As I have said, I am a sap when it comes to dogs.

Recently I read about Rufus, Target, and Sasha, three stray dogs who together saved the lives of up to 50 US soldiers in Afghanistan when they prevented a suicide bomber from entering a barracks on base. The bomber got the door open but Rufus and Target had latched on to his legs, preventing him from entering. Sasha was barking wildly, alerting her friend, Sgt. Chris Duke, to the danger. When the bomber realized he could go no further, he detonated his vest.

Sasha, the smallest of the three, was injured so badly that she had to be put down. Rufus and Target were both horribly burned over the majority of their bodies. Thanks to the soldiers, they were nursed back to health and survived the attack. This Reader’s Digest article has the whole story.

Keep in mind that these dogs were only curs. They aren’t purebreds, or show dogs. They were simply mutts, strays from a war-ravaged country who, despite having no reason to care about humans, acted out of instinct and loyalty to the soldiers they had befriended. Even though they probably did not know their lives were in danger, their acts were still, by all accounts, heroic. They selflessly put themselves between their friends and danger, giving fur, skin, and blood in the process and, in Sasha’s case, the ultimate sacrifice.

Can you blame me for being a sap over dogs, when I see what three strays are capable of?

Unfortunately, this post is not about dog heroism. Rather, it is about human incompetence, selfishness, and cruelty.

Because after reading about Rufus and Target, and their subsequent journey to the US to live with their friends (thanks to the organization Hope for Warriors), I came across this devastating follow-up on Target. It seems that after relocating to Arizona to live with Sgt. Young who had nursed her back to health, she wandered off one night. Animal control found her, and Sgt. Young saw her photo on the shelter’s website. He paid the fee online and went down in the morning to pick her up. When he arrived, he found that she had been euthanized, being accidentally mistaken for another dog.

Target was a survivor. She managed to survive puppyhood in a war-torn region with no medical care, scarce water, and an inconsistent food supply. She survived a point-blank explosion of C-4 explosive. She survived a long and surely painful rehabilitation process. She survived for months after her benefactors left to return to the US, and then endured what must’ve been a week-long trip from Afghanistan to Georgia and then another to Arizona. She survived all of those remarkable perils only to be senselessly killed by human incompetence and cruelty in what we delude ourselves into believing is a civilized society.

You deserved better, Target. We owed you more…much more. You saved the lives of our soldiers and this is how we repay you.

When I imagine the innocence, trust, and submissiveness she likely exhibited as she was being euthanized, having surely received countless injections during her treatment and rehabilitation after the attack, it makes me want to vomit.

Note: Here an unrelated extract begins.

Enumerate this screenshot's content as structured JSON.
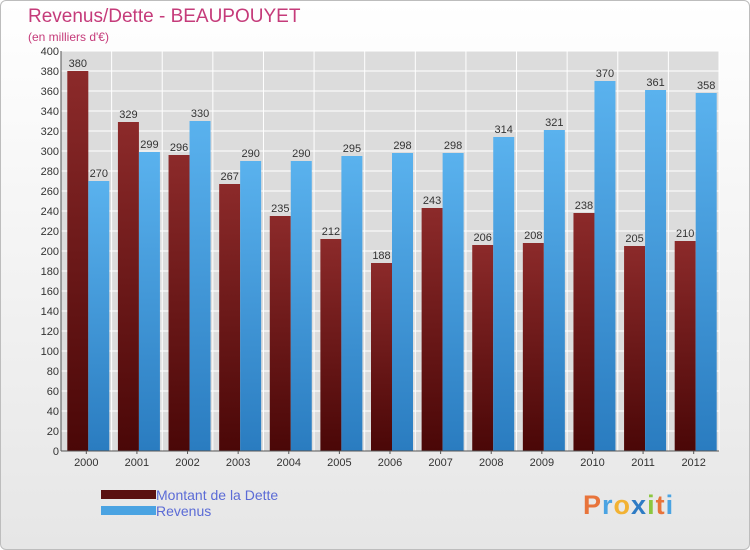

To think of the noble act she had performed, and the ruined potential of what other gifts she may have given, it makes me angry.

To think that she would have likely been safer, or at least still alive, in Afghanistan makes me ashamed.

To think of the guilt and remorse that Sgt. Young must feel, having been stripped of the guardian to whom he owed his life makes me truly sad.

My only solace is that her death has the potential to drive changes to our animal control policies. The No-Kill movement has been growing steam over the last decade and more resources than ever are available to support the no-kill argument. They can be found here at the No Kill Advocacy Center website.

Target, Rufus, and Sasha were strays. Wild dogs for whom most people wouldn’t spare a meal, much less pay money. In the US, all three would have ended up in shelters and likely been euthanized. Together, these unlikely heroes saved 50 human lives, entirely of their own volition.

Over a million dogs are euthanized by shelters every year in the US. Each one may be a hero in waiting.

Consider saving (not buying) a dog. They’re waiting for you at your local shelter. In exchange, they’ll give you unconditional love and they might just return the favor one day.